I like Deborah Moggach's writing, her themes vary, but every book I have read of hers has been "un-put-downable". This one is no different.
It is set in the midst of the first world war, but the war is just "background" really.
Ralph and his mother run a lodging house in London, they are aided by Winnie, a country girl who has come to London to find work. In 1916 Mr Clay, Ralph's father is killed in action. The story picks up from there, until this point they are only just managing to make ends meet.
Eithne Clay is an alluring wife and mother whose husband is away fighting in the trenches. She runs a shabby boarding house in Southwark where her lodgers, like herself, lead lives of barely respectable desperation. The War casts a long shadow over ordinary lives; times are hard while men are away being slaughtered. Food is short and old certainties are breaking up around them. Eithne's adolescent son Ralph tries to be the man of the house, while the homely young maid, Winnie, barely manages to keep it all together.
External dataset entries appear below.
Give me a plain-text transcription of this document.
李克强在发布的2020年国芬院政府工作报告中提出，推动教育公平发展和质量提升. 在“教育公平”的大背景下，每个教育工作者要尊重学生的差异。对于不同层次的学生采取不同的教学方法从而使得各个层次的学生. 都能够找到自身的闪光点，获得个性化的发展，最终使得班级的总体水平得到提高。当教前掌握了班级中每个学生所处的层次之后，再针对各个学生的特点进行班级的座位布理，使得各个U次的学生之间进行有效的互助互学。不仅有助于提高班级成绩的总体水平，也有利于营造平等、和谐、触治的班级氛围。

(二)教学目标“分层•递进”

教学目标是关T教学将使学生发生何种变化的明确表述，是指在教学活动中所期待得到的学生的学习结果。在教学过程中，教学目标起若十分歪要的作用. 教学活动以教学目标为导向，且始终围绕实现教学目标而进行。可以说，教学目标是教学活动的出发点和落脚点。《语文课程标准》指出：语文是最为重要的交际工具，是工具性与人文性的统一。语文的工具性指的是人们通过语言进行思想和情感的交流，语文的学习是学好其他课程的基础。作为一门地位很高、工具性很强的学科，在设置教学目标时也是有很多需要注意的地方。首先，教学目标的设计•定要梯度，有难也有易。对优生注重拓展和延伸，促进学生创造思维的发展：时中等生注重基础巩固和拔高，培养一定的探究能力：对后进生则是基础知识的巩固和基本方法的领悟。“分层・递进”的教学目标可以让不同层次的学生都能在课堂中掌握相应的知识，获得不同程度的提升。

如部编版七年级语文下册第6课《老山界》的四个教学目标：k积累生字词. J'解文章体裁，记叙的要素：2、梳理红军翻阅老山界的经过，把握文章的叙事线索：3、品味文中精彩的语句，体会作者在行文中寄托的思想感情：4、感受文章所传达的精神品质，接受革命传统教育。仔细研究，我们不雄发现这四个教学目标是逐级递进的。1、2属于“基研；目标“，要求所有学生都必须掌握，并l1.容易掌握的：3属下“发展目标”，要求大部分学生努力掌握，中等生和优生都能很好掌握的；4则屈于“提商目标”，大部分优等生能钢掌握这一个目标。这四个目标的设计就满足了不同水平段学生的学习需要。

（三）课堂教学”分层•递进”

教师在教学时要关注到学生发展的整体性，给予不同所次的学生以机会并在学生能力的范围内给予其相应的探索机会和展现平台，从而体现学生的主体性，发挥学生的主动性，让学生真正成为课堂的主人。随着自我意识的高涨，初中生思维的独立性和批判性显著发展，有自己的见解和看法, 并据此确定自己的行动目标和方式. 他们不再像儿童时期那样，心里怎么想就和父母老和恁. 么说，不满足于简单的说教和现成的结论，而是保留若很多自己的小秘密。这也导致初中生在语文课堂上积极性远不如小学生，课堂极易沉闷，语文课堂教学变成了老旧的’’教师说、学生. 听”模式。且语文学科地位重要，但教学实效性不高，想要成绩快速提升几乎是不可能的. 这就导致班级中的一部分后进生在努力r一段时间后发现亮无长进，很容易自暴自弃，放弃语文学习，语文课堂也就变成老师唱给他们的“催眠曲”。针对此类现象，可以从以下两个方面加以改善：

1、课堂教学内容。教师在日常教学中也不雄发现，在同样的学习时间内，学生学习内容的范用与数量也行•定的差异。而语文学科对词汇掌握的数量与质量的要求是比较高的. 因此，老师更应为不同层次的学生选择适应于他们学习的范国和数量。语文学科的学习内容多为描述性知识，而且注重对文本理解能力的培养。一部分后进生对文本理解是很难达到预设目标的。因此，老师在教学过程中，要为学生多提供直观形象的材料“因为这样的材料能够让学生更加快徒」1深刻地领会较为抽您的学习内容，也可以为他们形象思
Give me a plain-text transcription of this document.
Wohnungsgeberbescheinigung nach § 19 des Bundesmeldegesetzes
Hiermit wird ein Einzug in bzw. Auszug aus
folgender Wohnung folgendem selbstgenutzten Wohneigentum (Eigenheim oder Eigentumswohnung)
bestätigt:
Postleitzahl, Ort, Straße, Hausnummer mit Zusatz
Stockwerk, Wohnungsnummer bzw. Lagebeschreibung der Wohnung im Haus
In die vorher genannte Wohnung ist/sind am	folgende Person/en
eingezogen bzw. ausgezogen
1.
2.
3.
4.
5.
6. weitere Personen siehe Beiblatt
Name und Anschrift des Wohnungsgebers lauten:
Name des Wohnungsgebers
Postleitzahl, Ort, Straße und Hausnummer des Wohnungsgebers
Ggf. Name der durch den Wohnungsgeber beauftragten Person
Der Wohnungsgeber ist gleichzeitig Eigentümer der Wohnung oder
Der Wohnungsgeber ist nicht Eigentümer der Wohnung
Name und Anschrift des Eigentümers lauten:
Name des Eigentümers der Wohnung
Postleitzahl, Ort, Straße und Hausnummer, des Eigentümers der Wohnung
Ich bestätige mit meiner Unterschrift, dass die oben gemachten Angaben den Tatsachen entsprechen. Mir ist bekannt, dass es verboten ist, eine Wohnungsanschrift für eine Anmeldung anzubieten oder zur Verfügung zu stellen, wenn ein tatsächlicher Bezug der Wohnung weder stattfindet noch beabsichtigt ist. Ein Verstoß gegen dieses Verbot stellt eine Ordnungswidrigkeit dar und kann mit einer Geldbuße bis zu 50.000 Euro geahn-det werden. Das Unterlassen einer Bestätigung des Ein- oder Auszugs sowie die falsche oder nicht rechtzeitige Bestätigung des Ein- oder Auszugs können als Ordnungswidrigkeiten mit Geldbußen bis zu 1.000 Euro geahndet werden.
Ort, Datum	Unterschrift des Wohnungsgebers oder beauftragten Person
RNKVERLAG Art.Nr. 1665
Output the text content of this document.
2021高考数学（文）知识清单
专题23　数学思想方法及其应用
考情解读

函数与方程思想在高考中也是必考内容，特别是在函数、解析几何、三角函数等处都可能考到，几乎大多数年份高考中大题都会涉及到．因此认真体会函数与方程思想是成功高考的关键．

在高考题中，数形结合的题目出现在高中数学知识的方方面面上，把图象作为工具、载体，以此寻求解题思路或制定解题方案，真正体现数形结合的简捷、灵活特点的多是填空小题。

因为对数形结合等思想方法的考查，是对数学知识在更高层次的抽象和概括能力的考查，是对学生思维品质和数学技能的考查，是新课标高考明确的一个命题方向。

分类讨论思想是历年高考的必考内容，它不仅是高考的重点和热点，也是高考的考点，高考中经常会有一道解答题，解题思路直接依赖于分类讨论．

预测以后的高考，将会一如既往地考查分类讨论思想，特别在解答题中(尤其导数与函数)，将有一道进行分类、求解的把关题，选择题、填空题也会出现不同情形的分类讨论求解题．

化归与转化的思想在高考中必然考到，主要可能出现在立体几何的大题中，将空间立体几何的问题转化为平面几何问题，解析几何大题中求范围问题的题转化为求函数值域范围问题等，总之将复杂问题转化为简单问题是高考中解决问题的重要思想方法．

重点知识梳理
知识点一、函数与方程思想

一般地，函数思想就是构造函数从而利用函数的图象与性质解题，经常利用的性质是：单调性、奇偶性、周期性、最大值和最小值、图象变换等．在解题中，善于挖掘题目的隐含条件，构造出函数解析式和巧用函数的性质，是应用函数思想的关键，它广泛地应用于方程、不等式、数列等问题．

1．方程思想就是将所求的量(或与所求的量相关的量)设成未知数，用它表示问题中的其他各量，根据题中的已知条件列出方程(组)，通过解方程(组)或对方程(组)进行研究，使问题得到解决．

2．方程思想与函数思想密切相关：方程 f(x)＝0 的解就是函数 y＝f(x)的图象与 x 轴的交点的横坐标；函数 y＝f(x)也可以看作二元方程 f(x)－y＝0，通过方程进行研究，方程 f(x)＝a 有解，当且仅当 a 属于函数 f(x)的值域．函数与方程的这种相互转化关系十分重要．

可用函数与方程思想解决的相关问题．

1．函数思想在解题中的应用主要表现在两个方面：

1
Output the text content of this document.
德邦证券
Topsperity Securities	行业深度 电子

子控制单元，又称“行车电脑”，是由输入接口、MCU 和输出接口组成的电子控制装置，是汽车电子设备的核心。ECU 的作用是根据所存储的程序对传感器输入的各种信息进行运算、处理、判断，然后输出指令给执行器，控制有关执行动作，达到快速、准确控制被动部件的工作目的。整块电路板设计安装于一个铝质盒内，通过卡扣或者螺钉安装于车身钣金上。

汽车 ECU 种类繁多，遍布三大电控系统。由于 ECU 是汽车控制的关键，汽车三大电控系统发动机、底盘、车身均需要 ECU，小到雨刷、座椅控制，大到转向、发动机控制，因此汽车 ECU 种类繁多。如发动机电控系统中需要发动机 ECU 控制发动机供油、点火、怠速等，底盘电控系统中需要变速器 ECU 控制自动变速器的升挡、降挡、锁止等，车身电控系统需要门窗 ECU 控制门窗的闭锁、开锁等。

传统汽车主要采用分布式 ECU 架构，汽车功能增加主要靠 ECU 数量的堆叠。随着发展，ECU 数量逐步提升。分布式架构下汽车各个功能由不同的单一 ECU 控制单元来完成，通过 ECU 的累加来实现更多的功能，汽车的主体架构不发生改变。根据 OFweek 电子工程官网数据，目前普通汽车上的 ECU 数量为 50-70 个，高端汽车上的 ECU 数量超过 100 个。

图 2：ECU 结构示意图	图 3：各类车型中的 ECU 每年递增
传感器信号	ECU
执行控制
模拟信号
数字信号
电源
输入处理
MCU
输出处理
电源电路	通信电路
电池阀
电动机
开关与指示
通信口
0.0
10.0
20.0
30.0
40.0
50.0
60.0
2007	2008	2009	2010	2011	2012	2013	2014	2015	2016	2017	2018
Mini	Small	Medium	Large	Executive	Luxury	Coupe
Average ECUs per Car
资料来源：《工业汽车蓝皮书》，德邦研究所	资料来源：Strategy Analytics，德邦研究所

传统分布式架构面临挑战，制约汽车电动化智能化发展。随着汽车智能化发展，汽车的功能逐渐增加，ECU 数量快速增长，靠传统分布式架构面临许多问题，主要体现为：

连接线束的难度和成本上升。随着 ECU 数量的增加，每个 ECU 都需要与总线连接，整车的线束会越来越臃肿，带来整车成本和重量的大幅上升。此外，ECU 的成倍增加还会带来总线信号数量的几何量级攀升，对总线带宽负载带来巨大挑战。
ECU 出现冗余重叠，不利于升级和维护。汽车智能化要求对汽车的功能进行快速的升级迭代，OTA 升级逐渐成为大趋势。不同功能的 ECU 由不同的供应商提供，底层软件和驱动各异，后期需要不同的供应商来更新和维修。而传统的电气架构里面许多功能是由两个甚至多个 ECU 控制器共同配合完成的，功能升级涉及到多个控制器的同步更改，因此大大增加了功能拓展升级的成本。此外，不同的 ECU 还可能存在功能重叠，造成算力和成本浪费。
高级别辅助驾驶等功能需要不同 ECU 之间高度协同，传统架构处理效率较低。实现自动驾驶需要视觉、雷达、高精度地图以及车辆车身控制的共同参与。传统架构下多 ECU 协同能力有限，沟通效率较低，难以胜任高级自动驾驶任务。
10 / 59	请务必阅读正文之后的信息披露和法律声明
The along come Neville Turk, the butcher, a handsome bull of a man, who falls for Eithne and throws her life into turmoil. He woos her with choice cuts, and soon the erotic voltage of their affair wakes up the house like the newly installed electricity. Ralph's jealousy of this interloper grows out of control, while Winnie's strange liaison with Alwyne Flyte, the blind lodger, has startling consequences. Meanwhile, in this house of whispers and secrets, the butcher has plans of his own, which lead to a tragic and dramatic climax. This sensual, tantalising and very often funny novel by a great storyteller throws an uncanny light on the tragicomedy of life on the home front.
To be honest the blurb could make you think that this novel is a bit slushy, or "lightweight", but it isn't. The characters are well developed, as you find, omissions are deliberate, which just add to the story. I wasn't expecting the climax of the novel at all, and it was certainly fitting. I won't tell you what it was, as that will spoil it for you if you decide to read this novel.